Autre certitude : le libéral continue de faire peur, à l'issue d'une formation largement hospitalo-centrée. « Il faut un vrai virage ambulatoire ! », plaide le Dr Emanuel Loeb, psychiatre et président du syndicat Jeunes médecins, qui ambitionne de réunir des libéraux et des hospitaliers. Cette organisation propose, qu’à l’issue des ECN, 70 % des postes soient orientés vers la médecine générale, contre 39 % en 2021. « Ensuite, l’idée est de créer des options à l’issue du DES de médecine générale, orientées vers la santé de la femme, de l’enfant, la psychiatrie ou l’ophtalmologie par exemple », poursuit le Dr Loeb qui espère valoriser et diversifier l’activité des jeunes généralistes. « Le lundi, vous faites de la médecine générale, le mardi de la pédiatrie… », illustre-t-il. Le tout en alignant la rémunération des omnipraticiens vers celle des autres spécialités.
Médecin itinérant
Décidément, les représentants des juniors ne voient plus les choses comme leurs aînés. Aucun ne s’oppose à la délégation de tâches voire à l’accès direct à certains paramédicaux, sujet qui crispe les syndicats de praticiens installés. « On n’est pas là pour défendre notre pré carré, justifie Gaétan Casanova. Quelle est la plus-value pour le médecin de faire un plâtre aux urgences alors qu’on pourrait le laisser aux infirmières ? ». « Avec la pandémie, on a appris à travailler tous ensemble, en coordination, avec des protocoles », confirme Marina Dusein.
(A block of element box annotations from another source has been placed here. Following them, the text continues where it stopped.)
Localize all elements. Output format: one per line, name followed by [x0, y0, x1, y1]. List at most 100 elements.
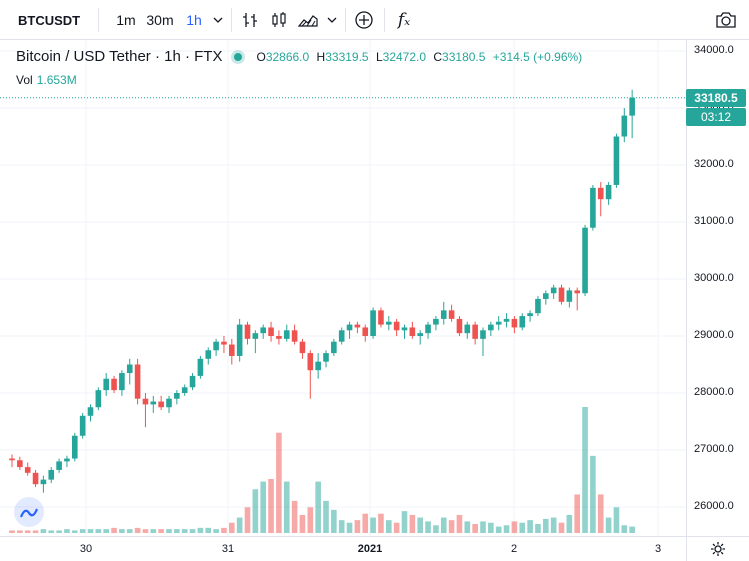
volume-bar	[527, 520, 533, 533]
candle-body	[87, 407, 94, 416]
candle-body	[56, 461, 62, 470]
volume-bar	[95, 529, 102, 533]
candle-body	[472, 324, 478, 339]
tradingview-logo-icon[interactable]	[14, 497, 44, 527]
area-style-icon[interactable]	[294, 0, 322, 40]
timeframe-30m-button[interactable]: 30m	[146, 12, 174, 28]
volume-bar	[283, 481, 290, 533]
candle-body	[582, 227, 588, 294]
volume-bar	[79, 529, 86, 533]
candle-body	[95, 390, 102, 408]
volume-bar	[197, 527, 204, 533]
time-tick: 30	[79, 543, 93, 555]
volume-bar	[32, 530, 39, 533]
candle-body	[150, 401, 157, 405]
volume-bar	[213, 529, 219, 533]
top-toolbar: BTCUSDT 1m 30m 1h fₓ	[0, 0, 749, 40]
price-chart[interactable]	[0, 40, 686, 536]
candle-body	[338, 330, 345, 342]
candle-body	[605, 184, 612, 200]
camera-snapshot-icon[interactable]	[712, 0, 740, 40]
candle-body	[17, 460, 23, 468]
volume-bar	[354, 520, 361, 533]
toolbar-divider	[384, 8, 385, 32]
candle-body	[9, 458, 15, 461]
candle-body	[158, 401, 164, 408]
last-price-tag: 33180.5	[686, 89, 746, 107]
volume-bar	[48, 530, 55, 533]
candle-body	[111, 378, 117, 391]
candle-body	[401, 327, 408, 331]
volume-bar	[150, 529, 157, 533]
volume-bar	[440, 517, 447, 533]
volume-bar	[158, 529, 164, 533]
volume-bar	[331, 509, 337, 533]
candle-body	[291, 330, 298, 342]
timeframe-dropdown-chevron-icon[interactable]	[208, 0, 228, 40]
chart-style-chevron-icon[interactable]	[322, 0, 342, 40]
chart-legend: Bitcoin / USD Tether · 1h · FTX O32866.0…	[16, 48, 582, 65]
volume-bar	[276, 432, 282, 533]
volume-bar	[629, 526, 635, 533]
open-value: 32866.0	[265, 49, 310, 64]
candle-body	[64, 458, 70, 462]
volume-bar	[590, 455, 596, 533]
volume-bar	[519, 522, 526, 533]
candle-body	[495, 321, 502, 325]
volume-bar	[134, 527, 141, 533]
change-value: +314.5 (+0.96%)	[492, 49, 583, 64]
chart-pane[interactable]	[0, 40, 686, 536]
volume-bar	[550, 517, 557, 533]
volume-bar	[370, 517, 376, 533]
candle-body	[566, 290, 573, 302]
candle-body	[433, 318, 439, 325]
candle-body	[197, 358, 204, 376]
volume-bar	[181, 529, 188, 533]
indicators-fx-button[interactable]: fₓ	[397, 10, 411, 30]
volume-bar	[24, 530, 31, 533]
candle-body	[590, 187, 596, 228]
time-tick: 2	[510, 543, 518, 555]
candles-style-icon[interactable]	[265, 0, 293, 40]
volume-bar	[9, 530, 15, 533]
candle-body	[32, 472, 39, 485]
volume-bar	[472, 524, 478, 533]
volume-bar	[605, 517, 612, 533]
volume-bar	[315, 481, 321, 533]
candle-body	[629, 97, 635, 116]
volume-bar	[574, 494, 580, 533]
candle-body	[331, 341, 337, 354]
volume-bar	[103, 529, 109, 533]
timeframe-1h-button[interactable]: 1h	[186, 12, 202, 28]
chart-settings-gear-icon[interactable]	[686, 536, 749, 561]
symbol-title: Bitcoin / USD Tether · 1h · FTX	[16, 48, 223, 65]
toolbar-divider	[98, 8, 99, 32]
candle-body	[613, 136, 620, 185]
volume-bar	[511, 521, 518, 533]
candle-body	[597, 187, 604, 200]
symbol-search-button[interactable]: BTCUSDT	[18, 12, 81, 28]
low-value: 32472.0	[382, 49, 427, 64]
bar-countdown-tag: 03:12	[686, 108, 746, 126]
candle-body	[417, 333, 423, 336]
volume-bar	[346, 522, 353, 533]
price-tick: 29000.0	[694, 329, 734, 341]
time-tick: 3	[654, 543, 662, 555]
volume-bar	[464, 521, 471, 533]
candle-body	[425, 324, 431, 334]
candle-body	[181, 387, 188, 393]
volume-label: Vol	[16, 73, 33, 87]
candle-body	[166, 398, 172, 408]
volume-value: 1.653M	[36, 73, 77, 87]
candle-body	[378, 310, 384, 325]
time-tick: 2021	[357, 543, 383, 555]
bars-style-icon[interactable]	[236, 0, 264, 40]
candle-body	[268, 327, 274, 336]
time-axis[interactable]	[0, 536, 686, 561]
price-tick: 32000.0	[694, 158, 734, 170]
timeframe-1m-button[interactable]: 1m	[116, 12, 136, 28]
volume-bar	[244, 507, 251, 533]
compare-add-icon[interactable]	[350, 0, 378, 40]
candle-body	[236, 324, 243, 356]
price-axis[interactable]	[686, 40, 749, 536]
L’Isni va jusqu’à proposer de réhabiliter la médecine foraine, avec un schéma assez précis : « placer un médecin dans un bus itinérant, pour consulter dans des territoires vraiment isolés », imagine Gaétan Casanova. Un praticien nomade connecté « avec un appareil de radiographie, un laboratoire délocalisé, un échographe, détaille-t-il, et des radiologues ou des cardiologues qui feraient de la télé-expertise à distance.. Voilà un beau projet pour se départir des fractures territoriales ! ».
La gouvernance des mandarins
Aujourd’hui, « quels que soient les candidats nous sommes déçus des propositions », s'impatiente Emanuel Loeb. « Soit on nous parle de l’installation, soit du nombre de lits à l’hôpital… Alors que le problème des jeunes c’est qu’ils subissent la gouvernance des CHU et la volonté des mandarins de les maintenir dans la précarité, avec des postes de contractuels », analyse-t-il sévèrement. Le syndicat Jeunes médecins propose un statut de PH unique, automatique dès la sortie de l’internat. Dès lors, « la quotité de travail en établissement public de santé pourrait varier de 0 à 100 % favorisant l’exercice mixte ».
Prévention, numérique, santé environnementale, collégialité, pluripro, carrières souples : la nouvelle génération pousse ses idées. « Si on continue comme ça, on va se retrouver sans médecin dans 20 ans car tout le monde se sera déconventionné ou partira à l’étranger », alerte la Dr Lechevalier. « Il faut se mobiliser car sinon nous aboutirons à un système où les patients ne pourront plus accéder aux soins », redoute Gaétan Casanova. À bon entendeur.